Paphiopedilum Pinocchio

Paphiopedilum Pinocchio to pierwszorzędowa hybryda pomiędzy Paph. glaucophyllum a primulunum.

To sabotek, który kwitnie seryjnie - na łodydze kwiatowej wytwarza pojedyncze kwiaty przez okres nawet 2 lat. Kwiatów może być zatem kilkanaście, do nawet dwudziestu kilku.
Niemcy mówią na takie Paphiopedilum "rewolwerowe".

Prezentuję wersję Pink, jest jeszcze Alba - kwiat jest cały jasnożółty.

Tego Sabotka polecam wszystkim początkującym z tym rodzajem.
Jego uprawa jest niezwykle prosta, jest ciepłolubny.

Nie wymaga żadnych czarów do inicjacji kwitnienia.

Najlepiej uprawiać go w średniej granulacji korze ze sphagnum.
U mnie mchu jest sporo i znajduje się na całej wysokości doniczki.

Sabotki to najczęściej geofity, rosną w miejscach podmokłych, stąd wymagane jest podłoże, które długo utrzymuje wilgotność.
No chyba, że chcemy ciągle latać i moczyć doniczkę.

Sabotki jako, że muszą mieć stale wilgotne podłoże dodatkowo dobrze uprawiać na podstawce, w której stale znajduje się woda.

Część z gatunków/hybryd to rośliny wapnolubne, stąd w podstawce zawsze znajduje się mała ilość dolomitu.
Zawiera dużą ilość wapnia i magnezu, które są niezbędne do prawidłowego wzrostu Paphiopedilum czy Phragmipedium.

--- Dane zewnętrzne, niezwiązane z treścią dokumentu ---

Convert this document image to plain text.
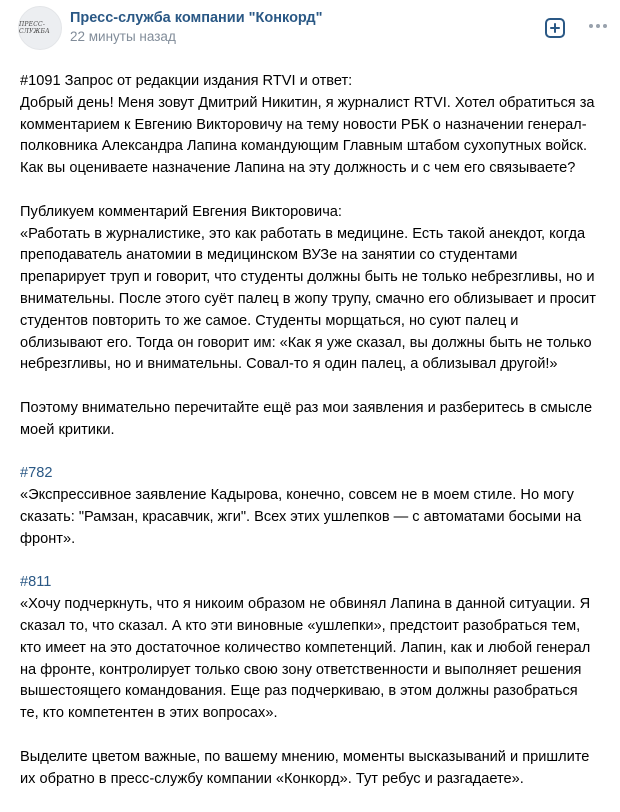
ПРЕСС-СЛУЖБА
Пресс-служба компании "Конкорд"
22 минуты назад
#1091 Запрос от редакции издания RTVI и ответ:
Добрый день! Меня зовут Дмитрий Никитин, я журналист RTVI. Хотел обратиться за
комментарием к Евгению Викторовичу на тему новости РБК о назначении генерал-
полковника Александра Лапина командующим Главным штабом сухопутных войск.
Как вы оцениваете назначение Лапина на эту должность и с чем его связываете?
Публикуем комментарий Евгения Викторовича:
«Работать в журналистике, это как работать в медицине. Есть такой анекдот, когда
преподаватель анатомии в медицинском ВУЗе на занятии со студентами
препарирует труп и говорит, что студенты должны быть не только небрезгливы, но и
внимательны. После этого суёт палец в жопу трупу, смачно его облизывает и просит
студентов повторить то же самое. Студенты морщаться, но суют палец и
облизывают его. Тогда он говорит им: «Как я уже сказал, вы должны быть не только
небрезгливы, но и внимательны. Совал-то я один палец, а облизывал другой!»
Поэтому внимательно перечитайте ещё раз мои заявления и разберитесь в смысле
моей критики.
#782
«Экспрессивное заявление Кадырова, конечно, совсем не в моем стиле. Но могу
сказать: "Рамзан, красавчик, жги". Всех этих ушлепков — с автоматами босыми на
фронт».
#811
«Хочу подчеркнуть, что я никоим образом не обвинял Лапина в данной ситуации. Я
сказал то, что сказал. А кто эти виновные «ушлепки», предстоит разобраться тем,
кто имеет на это достаточное количество компетенций. Лапин, как и любой генерал
на фронте, контролирует только свою зону ответственности и выполняет решения
вышестоящего командования. Еще раз подчеркиваю, в этом должны разобраться
те, кто компетентен в этих вопросах».
Выделите цветом важные, по вашему мнению, моменты высказываний и пришлите
их обратно в пресс-службу компании «Конкорд». Тут ребус и разгадаете».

Ustaliliśmy, że roślina lubi mieć stale wilgotne podłoże (tzw. mokre nogi), więc nie będzie ona stanowiła problemu dla ludzi z ciężką ręką do moczenia.
Ciężko ją zabić :)

Pęd kwiatowy wyrasta ze środka rozety.
W tym samym czasie pojawia się nowa rozeta u podstawy starej, stąd biorąc pod uwagę okres kwitnienia możemy doczekać się stale kwitnącego egzemplarza na naszym parapecie.
Jedna rozeta kończy kwitnienie, druga rozpoczyna.

Nie jest to roślina wymagająca dużej ilości słońca, parapet północny czy wschodni są idealne.
Rośliny nie trzeba cieniować, bo przyzwyczaja się do okresowo większej ilości światła.

Korzenie są brązowe, grube i włochate.
Stożki wzrostu są w kolorze przypominającym biały.
Roślina nie wypuszcza zbyt dużej ilości korzeni, ale są one niezwykle długie i czasem potrafią się rozgałęziać.

Sabotki te kupujemy najczęściej w grubej korze, dobrze je zatem przesadzić do wyżej omawianego podłoża.


Wcześniej prezentowałem już formę Pink, teraz nową roślinę - trafiłem na storczykowym kiermaszu egzemplarz o niemal dwukrotnie większych kwiatach i widać jak się to skończyło - prezentacją nowej rośliny.


Na koniec nieco o zdjęciach.
Jedne wykonałem na słońcu, inne w pomieszczeniu - stąd różnica w natężeniu kolorów.
Starałem się także sfotografować podłoże - zobaczcie jak mokre jest.